The apex body of hotels and restaurants in the country, Federation of Hotel and Restaurant Associations of India (FHRAI), has mentioned that nearly 25% of businesses will permanently shut down before the end of the current financial year.
Gurbaxish Singh Kohli, Vice President, FHRAI, was quoted saying, “The pandemic enforced lockdown has broken the back of the hospitality industry. Reopening for business has brought us minor relief today but even this could be short lived. It’s festival time and things may look optimistic now but the threat of Covid-19 still looms large over us all. As we speak, the UK is under complete lockdown once again. So, to assume that things have gone back to normal wouldn’t be prudent at this time. The hospitality industry anticipates poor business for at least another year and until then, to keep it afloat, it needs working capital. Today, sustaining is extremely crucial because if the industry is allowed to wind up, rebuilding it will prove to be an even bigger challenge.”
This industry is a labour and capital intensive sector, with high gestation periods, which will further make it a challenge to start from scratch, especially during such times of financial loss. The FHRAI has specified that banks fail to realize the underlying difference between hospitality businesses and businesses from other sectors.
G S Virk, MD, Park Plaza, Chandigarh, stated “The hospitality industry is denied a benefit offered by the Government simply because it doesn’t fit the pre-defined conditions for loan restructuring.
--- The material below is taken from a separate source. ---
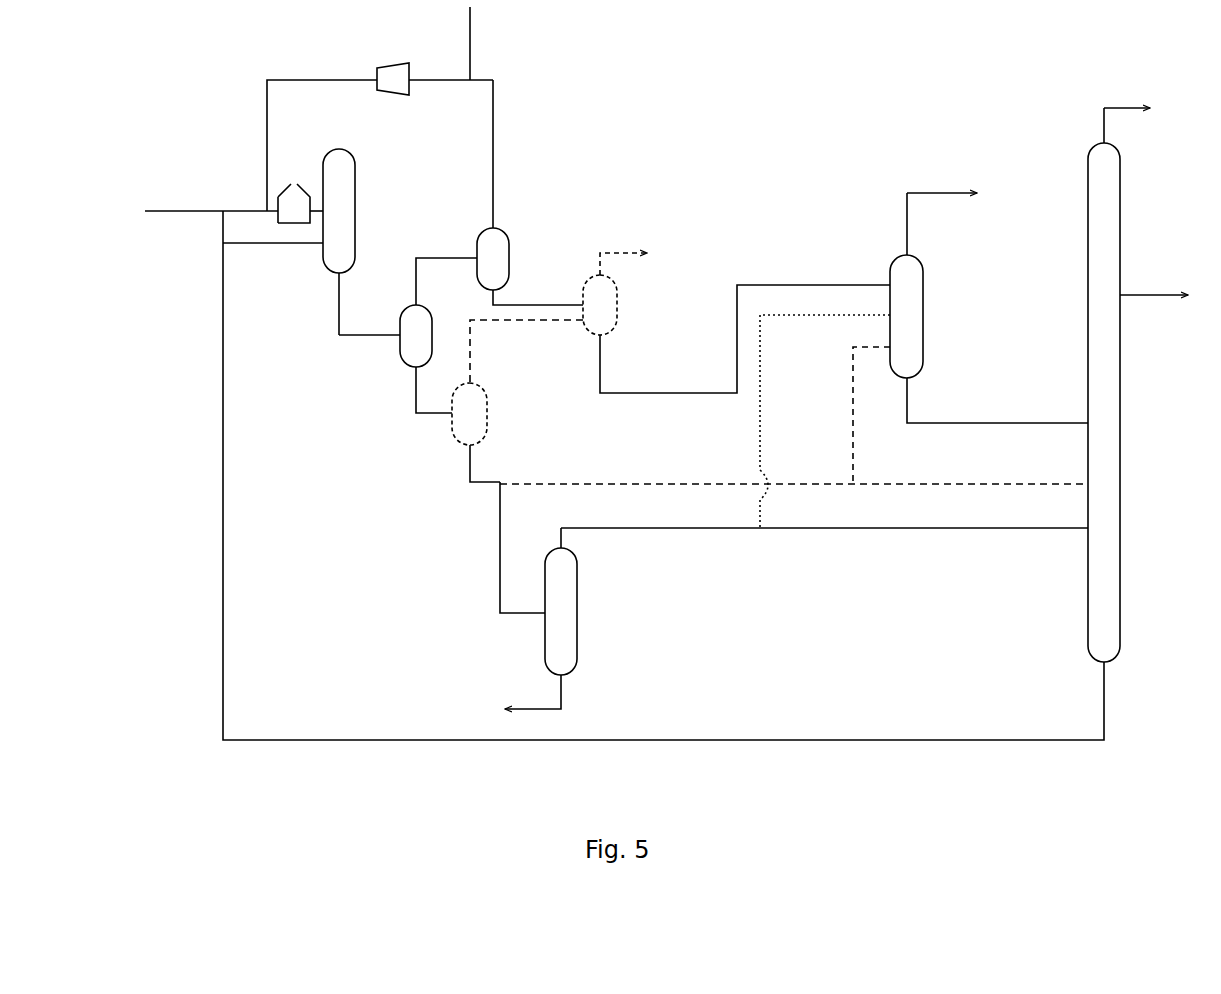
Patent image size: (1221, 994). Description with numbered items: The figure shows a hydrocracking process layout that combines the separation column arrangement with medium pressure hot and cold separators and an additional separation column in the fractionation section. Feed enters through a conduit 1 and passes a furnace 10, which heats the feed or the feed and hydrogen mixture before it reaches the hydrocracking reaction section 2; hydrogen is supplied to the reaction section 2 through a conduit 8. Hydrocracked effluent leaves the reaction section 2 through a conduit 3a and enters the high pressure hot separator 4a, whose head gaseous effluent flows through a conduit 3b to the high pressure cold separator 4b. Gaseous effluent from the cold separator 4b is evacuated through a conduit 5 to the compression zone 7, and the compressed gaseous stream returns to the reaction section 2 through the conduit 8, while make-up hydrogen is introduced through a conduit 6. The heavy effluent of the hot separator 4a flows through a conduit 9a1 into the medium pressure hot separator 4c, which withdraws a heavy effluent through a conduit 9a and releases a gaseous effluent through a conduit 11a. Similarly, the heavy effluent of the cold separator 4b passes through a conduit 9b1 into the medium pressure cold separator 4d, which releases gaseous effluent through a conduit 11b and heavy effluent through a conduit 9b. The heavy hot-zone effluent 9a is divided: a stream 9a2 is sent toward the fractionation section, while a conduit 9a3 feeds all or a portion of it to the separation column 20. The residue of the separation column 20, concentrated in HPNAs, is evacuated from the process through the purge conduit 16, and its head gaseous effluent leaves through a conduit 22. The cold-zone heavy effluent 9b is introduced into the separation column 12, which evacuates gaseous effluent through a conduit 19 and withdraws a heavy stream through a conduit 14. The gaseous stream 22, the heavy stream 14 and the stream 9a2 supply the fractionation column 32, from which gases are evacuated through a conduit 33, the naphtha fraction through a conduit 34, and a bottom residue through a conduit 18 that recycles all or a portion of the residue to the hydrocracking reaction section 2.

The biggest hurdle that the industry faces under such terms is the RBI directive which expects an account to be regularized as of March 2020 without which the establishment cannot avail loan restructuring. The hospitality sector’s predicament here is that March is the off-season for business and during this period most accounts are almost never in the SMA-0 class. Most hospitality players are able to regularise the book of accounts only during or after the holiday season. This has become a barrier for Hospitality players to even qualify for loan restructuring. The nature of our business is unique and unfortunately, because of this, we are deprived of a benefit specifically offered to rescue us.”